Her business was slow at first, no one in this small tight-knit (All White) community trusted the new Black family in town. Not to say they were racist, just very slow to trust. Wholesome folk never wanted to admit to being in need. Especially, to admit to drug use. It was far too taboo.
My mom eventually came to help many people here. And all came crowding in to the church to pay their respects to her. People reminisced my whole time here about how she changed their lives, or tried to help their loved one until their end.
My mom was great at her job, but she was my mom. I wanted her back. I needed her back. We all did. I cried hard as Ira held me.

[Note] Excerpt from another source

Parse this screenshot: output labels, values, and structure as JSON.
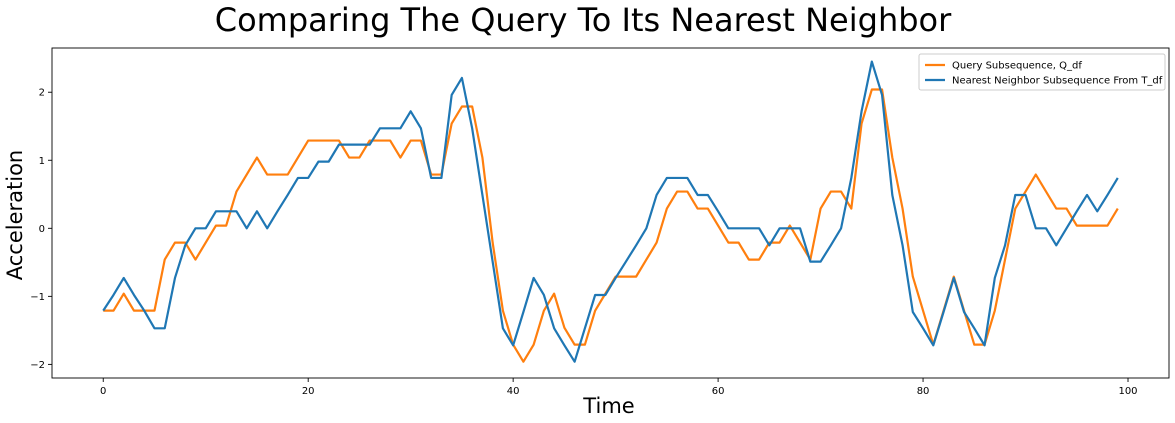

I wrapped my arms around her neck and I cried like a child, unafraid of who could see or what they’d think. I wanted my mom and there was no way to get her back. When my husband Bobby died. It hurt and God was it hard. But this… this was unbearable.
My mom was truly my best friend. I told her everything… not gory details. She was perfect. I love… loved her.
Ira took us home and stayed with me. She had been my closest friend most of my adolescence. Those were the hardest years here. They were what made me leave my parents. It was hard to come to terms with it, but I had to let go of the life I thought I had here. The love I thought I had here.